大崎「マスター! すみませーん! 一か月くらい前、ここにマジックペンのキャップ忘れちゃったんですけどー! って、伍代さんに羽振さんじゃないですか!!」
羽振「よう、大崎。来ると思ってたぜぇ」
大崎「えー! 待っててくれたんですか! 嬉しいな~!」
伍代「そんなわけないだろう。せっかく、さっきまで静かな時間を過ごしてたっていうのに……」
大崎「じゃあせっかくだから、マスター、僕もコーヒー牛乳みたいなやつください!」
伍代「それに……大崎、もうそのマジックの先、カラカラだと思うぜ?」
大崎「そうなんですよ! だけどなぜだか今日、取りに行かなきゃと思いまして!」
羽振「ハッハッハッ! こいつはすげぇぜ! これで饗庭まで揃ったらミーティングの再開だな」
伍代「まさか、さっきまで会ってた4人が偶然揃うなんて、そんなこと――」
 
マスター「いらっしゃいませ」
 
饗庭「なぜだか呼ばれてしまったんです。今夜は月が、ウィスキーグラスで音を立てる氷のように美しかったから……でしょうか」
伍代「おいおい、こんなことあるのかよ……」
羽振「こりゃ、すげぇ! おったまげ~!」
大崎「すごい、すごーい!! 約束もしてないのに、また4人揃っちゃいましたよ~!」
羽振「そういや、さっきのミーティングでそんな話をしてなかったか? 駅の乗り換えで偶然再会した女性に向かって……」
 
饗庭「『Che bello!』 と叫びました!」
伍代「素晴らしい、美しい、そんな意味だったな」
饗庭「そうです。まるで澄んだ泉に白鳥が降り立つように……まるで可憐な花の上で蝶が羽を休めるように……そう、俺達が引き寄せ合うのは宿命。
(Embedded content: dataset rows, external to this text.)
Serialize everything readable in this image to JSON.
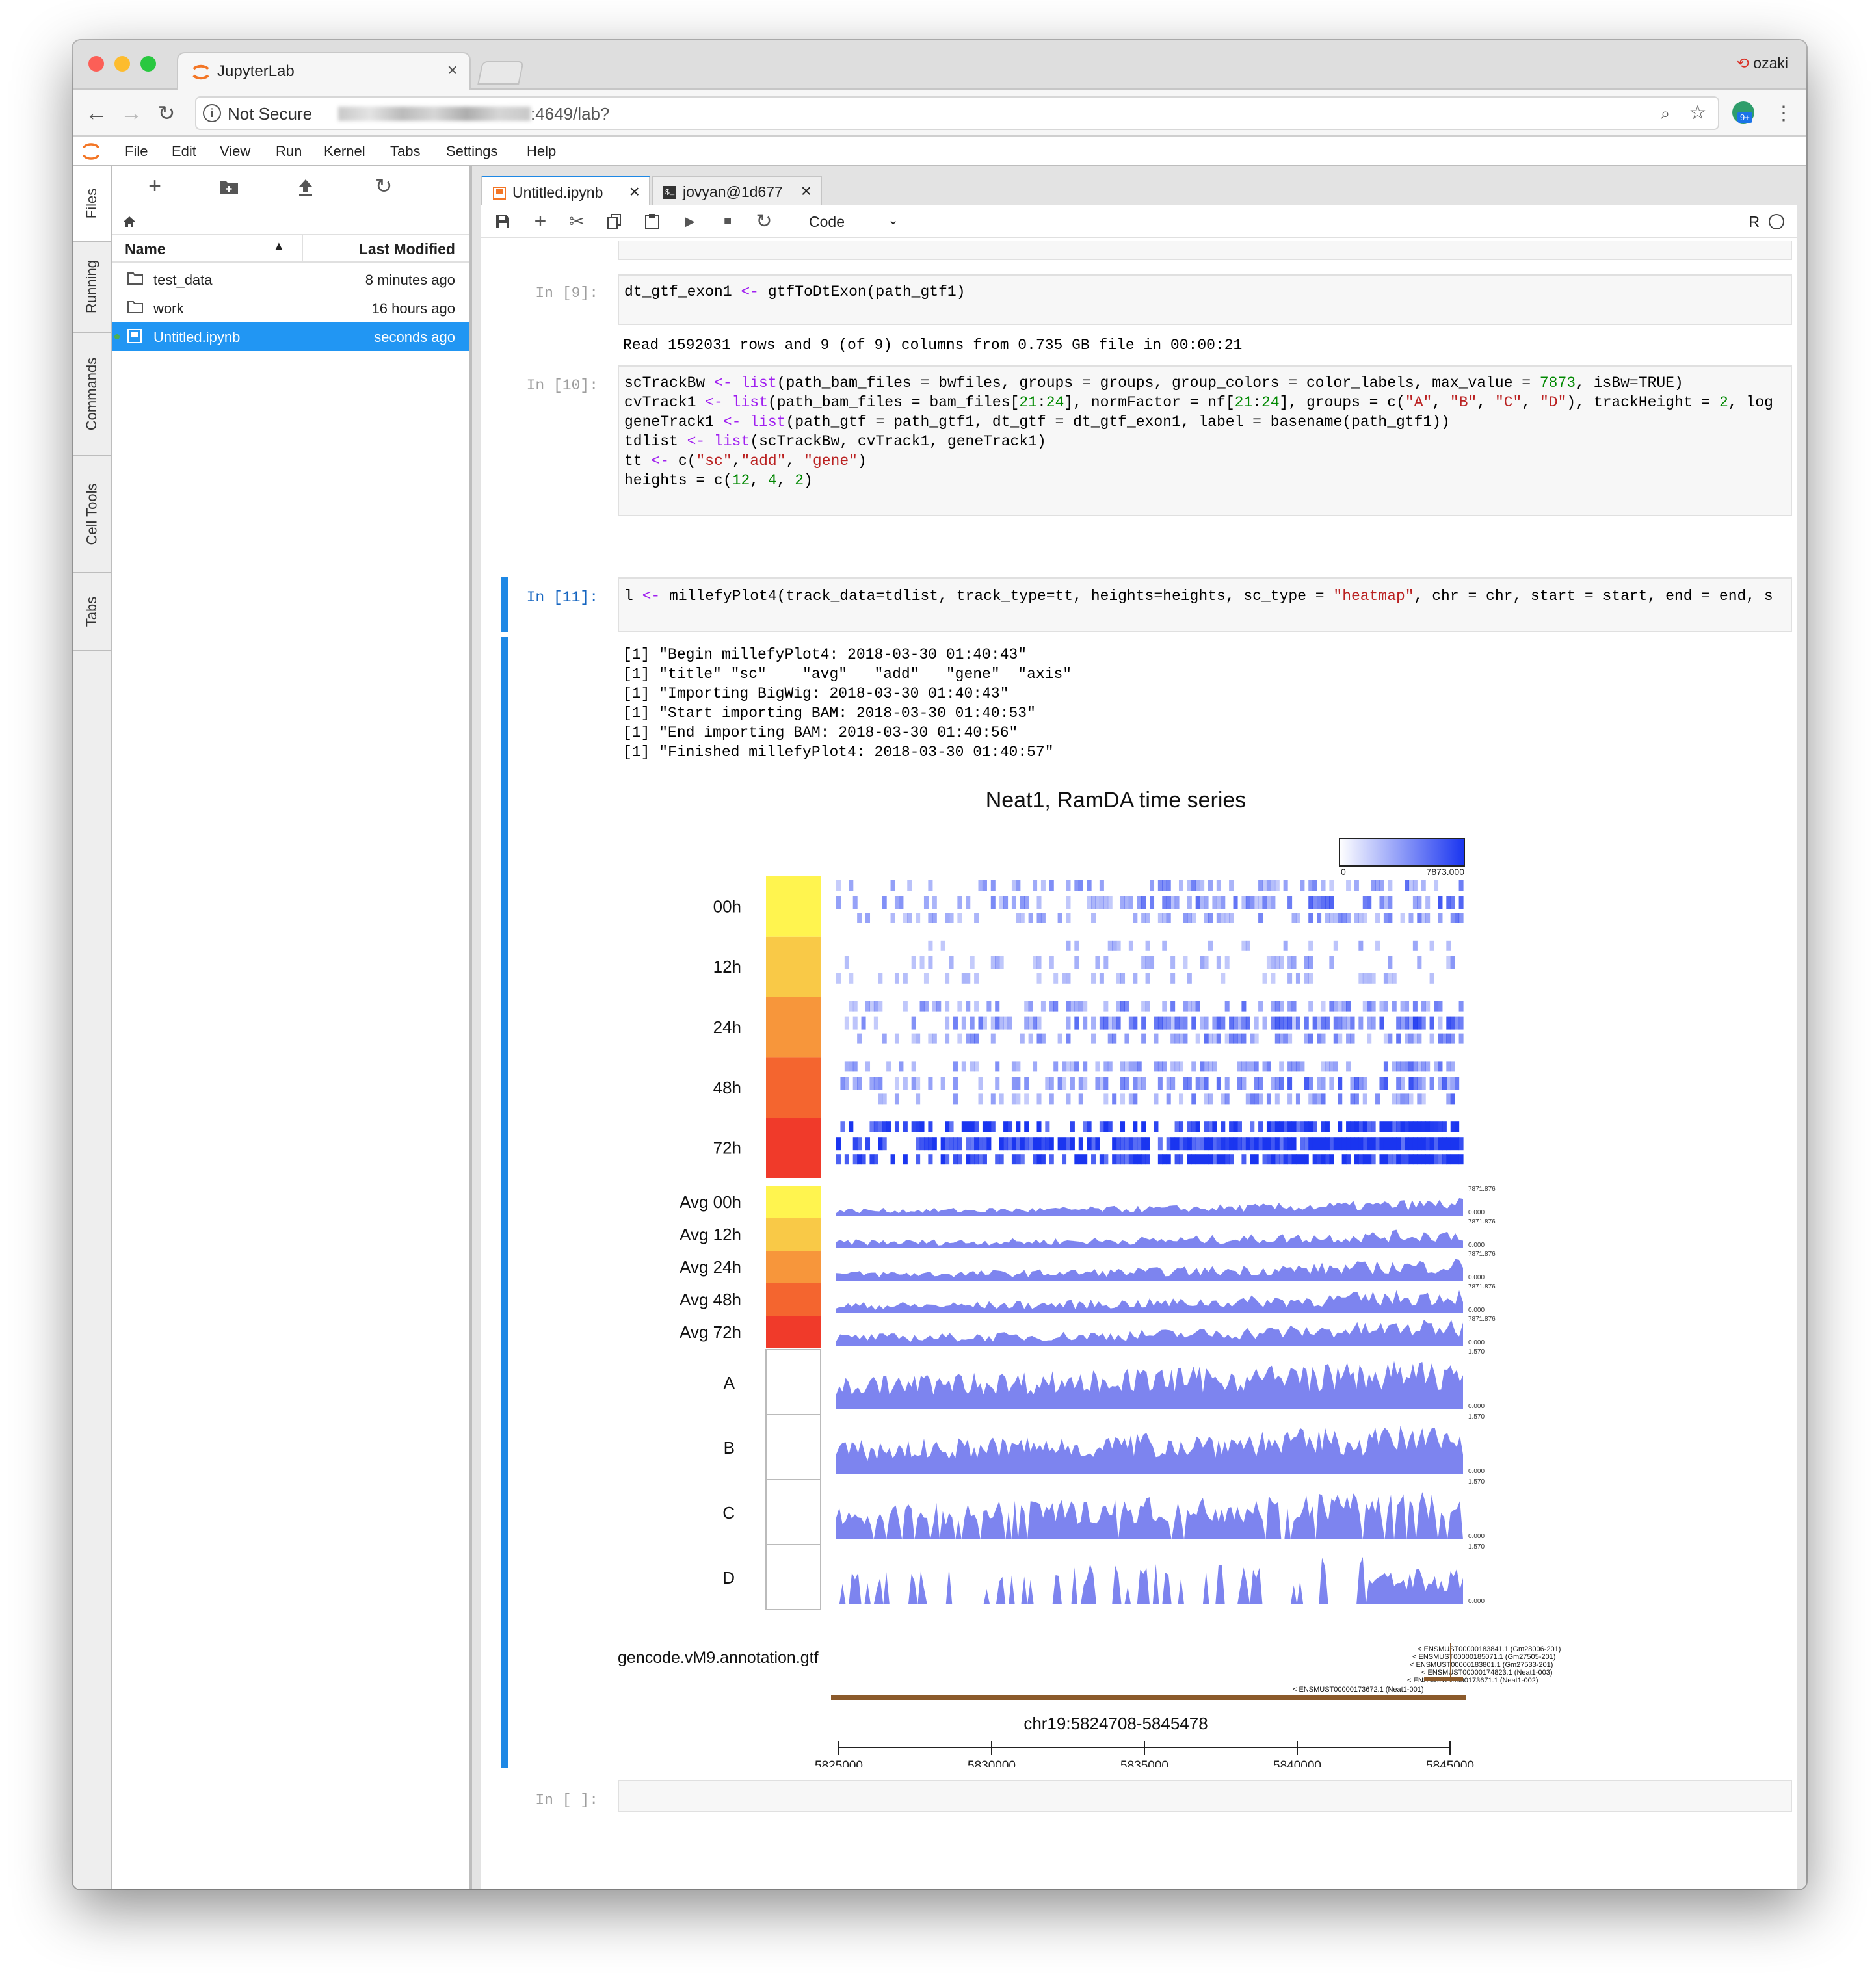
{
  "browser": {
    "tab_title": "JupyterLab",
    "tab_close": "×",
    "user": "ozaki",
    "security": "Not Secure",
    "url_tail": ":4649/lab?",
    "ext_badge": "9+"
  },
  "menu": [
    "File",
    "Edit",
    "View",
    "Run",
    "Kernel",
    "Tabs",
    "Settings",
    "Help"
  ],
  "sidebar_tabs": [
    "Files",
    "Running",
    "Commands",
    "Cell Tools",
    "Tabs"
  ],
  "filebrowser": {
    "col_name": "Name",
    "col_modified": "Last Modified",
    "files": [
      {
        "name": "test_data",
        "modified": "8 minutes ago",
        "type": "folder"
      },
      {
        "name": "work",
        "modified": "16 hours ago",
        "type": "folder"
      },
      {
        "name": "Untitled.ipynb",
        "modified": "seconds ago",
        "type": "notebook",
        "selected": true
      }
    ]
  },
  "doc_tabs": [
    {
      "label": "Untitled.ipynb",
      "close": "×"
    },
    {
      "label": "jovyan@1d677",
      "close": "×"
    }
  ],
  "notebook": {
    "cell_type": "Code",
    "kernel": "R",
    "cells": {
      "c9_prompt": "In [9]:",
      "c9_output": "Read 1592031 rows and 9 (of 9) columns from 0.735 GB file in 00:00:21",
      "c10_prompt": "In [10]:",
      "c11_prompt": "In [11]:",
      "c11_output": "[1] \"Begin millefyPlot4: 2018-03-30 01:40:43\"\n[1] \"title\" \"sc\"    \"avg\"   \"add\"   \"gene\"  \"axis\"\n[1] \"Importing BigWig: 2018-03-30 01:40:43\"\n[1] \"Start importing BAM: 2018-03-30 01:40:53\"\n[1] \"End importing BAM: 2018-03-30 01:40:56\"\n[1] \"Finished millefyPlot4: 2018-03-30 01:40:57\"",
      "empty_prompt": "In [ ]:"
    }
  },
  "figure": {
    "title": "Neat1, RamDA time series",
    "scale_min": "0",
    "scale_max": "7873.000",
    "sc_groups": [
      "00h",
      "12h",
      "24h",
      "48h",
      "72h"
    ],
    "sc_colors": [
      "#fff44f",
      "#f9c947",
      "#f7963b",
      "#f4652f",
      "#f03a2a"
    ],
    "avg_groups": [
      "Avg 00h",
      "Avg 12h",
      "Avg 24h",
      "Avg 48h",
      "Avg 72h"
    ],
    "avg_max": "7871.876",
    "avg_min": "0.000",
    "add_groups": [
      "A",
      "B",
      "C",
      "D"
    ],
    "add_max": "1.570",
    "add_min": "0.000",
    "gene_label": "gencode.vM9.annotation.gtf",
    "transcripts": [
      "< ENSMUST00000183841.1 (Gm28006-201)",
      "< ENSMUST00000185071.1 (Gm27505-201)",
      "< ENSMUST00000183801.1 (Gm27533-201)",
      "< ENSMUST00000174823.1 (Neat1-003)",
      "< ENSMUST00000173671.1 (Neat1-002)",
      "< ENSMUST00000173672.1 (Neat1-001)"
    ],
    "region": "chr19:5824708-5845478",
    "ticks": [
      "5825000",
      "5830000",
      "5835000",
      "5840000",
      "5845000"
    ]
  },
  "colors": {
    "accent": "#1e88e5",
    "heat": "#1a35f0",
    "signal": "#7d84ef",
    "gene": "#8b5a2b"
  }
}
この喜びを言葉で表現するならば……俺達自身が、Che bello!」
大崎「ケッベーロォ~~!!」
羽振「Che bello! ヒュー♪ ノリノリでイケイケな響きじゃねぇか!」
伍代「俺達はChe bello!、か……饗庭の言葉に丸め込まれてるような気もしますが、なるほど、そうなのかもしれませんね」
 
伍代(とはいえ、それをそのままユニット名にしちまうってのもな……まあ、もう少し酒がすすんでから話せばいいか――)
 
そう思いながら、盛り上がる3人を横目に静かにグラスを傾けたのだった。